While 17,000 politicians, NGOs and policymakers gather this week in Doha for the 18th annual talking shop of the United Nations Framework Convention on Climate Change (UNFCCC), back in the real world, temperatures are rising, ice is melting relentlessly and the planet is quickly slipping into a new, chaotic climatic era that scientific studies have been warning about for decades.

Three separate major reports this month, from the World Bank, PricewaterhouseCoopers (PwC) and the European Environment Agency all point to the same stark conclusion: the climate crisis is rapidly turning into an planetary emergency that is fast moving beyond humanity’s ability to contain, let alone reverse, it.

“This isn’t about shock tactics, it’s simple maths”, according to Leo Johnson of PwC. “One thing is clear: businesses, governments and communities across the world need to plan for a (dangerously) warming world – not just 2C, but 4C, and, at our current rates, 6C.”

Even at 2C over pre-industrial levels, the world is likely to have stepped into the abyss of irreversible climate disruption. As that approaches 4-6C, “we are passing through the gates of hell” in the words of one senior scientist. The World Bank Report warned that India would lose half its grain crops and Africa a third of its arable land at just 2C global average temperature increase.
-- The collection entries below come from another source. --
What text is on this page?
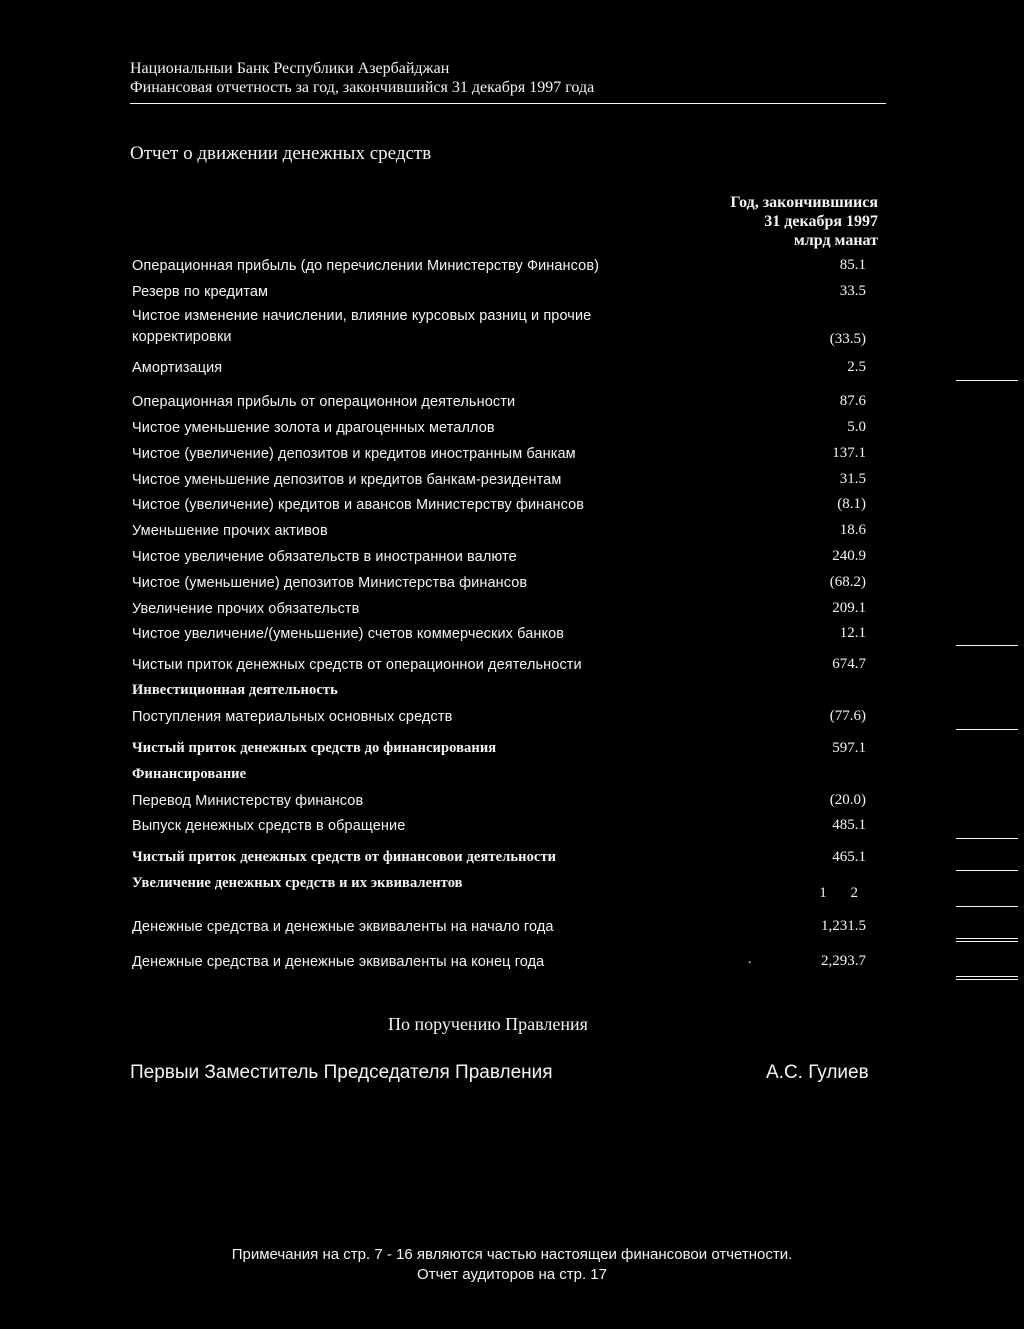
Национальныи Банк Республики Азербайджан
Финансовая отчетность за год, закончившийся 31 декабря 1997 года
Отчет о движении денежных средств
Год, закончившиися
31 декабря 1997
млрд манат
Операционная прибыль (до перечислении Министерству Финансов)	85.1
Резерв по кредитам	33.5
Чистое изменение начислении, влияние курсовых разниц и прочие корректировки	(33.5)
Амортизация	2.5
Операционная прибыль от операционнои деятельности	87.6
Чистое уменьшение золота и драгоценных металлов	5.0
Чистое (увеличение) депозитов и кредитов иностранным банкам	137.1
Чистое уменьшение депозитов и кредитов банкам-резидентам	31.5
Чистое (увеличение) кредитов и авансов Министерству финансов	(8.1)
Уменьшение прочих активов	18.6
Чистое увеличение обязательств в иностраннои валюте	240.9
Чистое (уменьшение) депозитов Министерства финансов	(68.2)
Увеличение прочих обязательств	209.1
Чистое увеличение/(уменьшение) счетов коммерческих банков	12.1
Чистыи приток денежных средств от операционнои деятельности	674.7
Инвестиционная деятельность
Поступления материальных основных средств	(77.6)
Чистый приток денежных средств до финансирования	597.1
Финансирование
Перевод Министерству финансов	(20.0)
Выпуск денежных средств в обращение	485.1
Чистый приток денежных средств от финансовои деятельности	465.1
Увеличение денежных средств и их эквивалентов
1 2
Денежные средства и денежные эквиваленты на начало года	1,231.5
Денежные средства и денежные эквиваленты на конец года	2,293.7
.
По поручению Правления
Первыи Заместитель Председателя Правления	А.С. Гулиев
Примечания на стр. 7 - 16 являются частью настоящеи финансовои отчетности.
Отчет аудиторов на стр. 17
Drought and famines will quickly spread into what are today some of the world’s most important food-producing regions – northern China, the US mid-west, much of the Middle East, as well as India and Pakistan are all facing collapse in water supplies within 10-20 years.

PwC calculates that, to have a 50:50 chance of avoiding the 2C climate ‘red line’, annual carbon emissions reductions of 5.1 per cent will have to be achieved, year on year from now until 2050. In reality, emissions are heading in the opposite direction, currently growing at over 2.5 per cent annually. Not since World War Two have global emissions ever actually declined by this level, and even then, it was for five, not 40 years.

“The new data provides further evidence that the door to a 2C trajectory is about to close”, Fatih Birol, chief economist with the International Energy agency said recently. John Steinbruner, lead author of a study for the US Central Intelligence Agency commented: “climate extremes are going to be more frequent…we’re also saying it could get a whole lot worse”.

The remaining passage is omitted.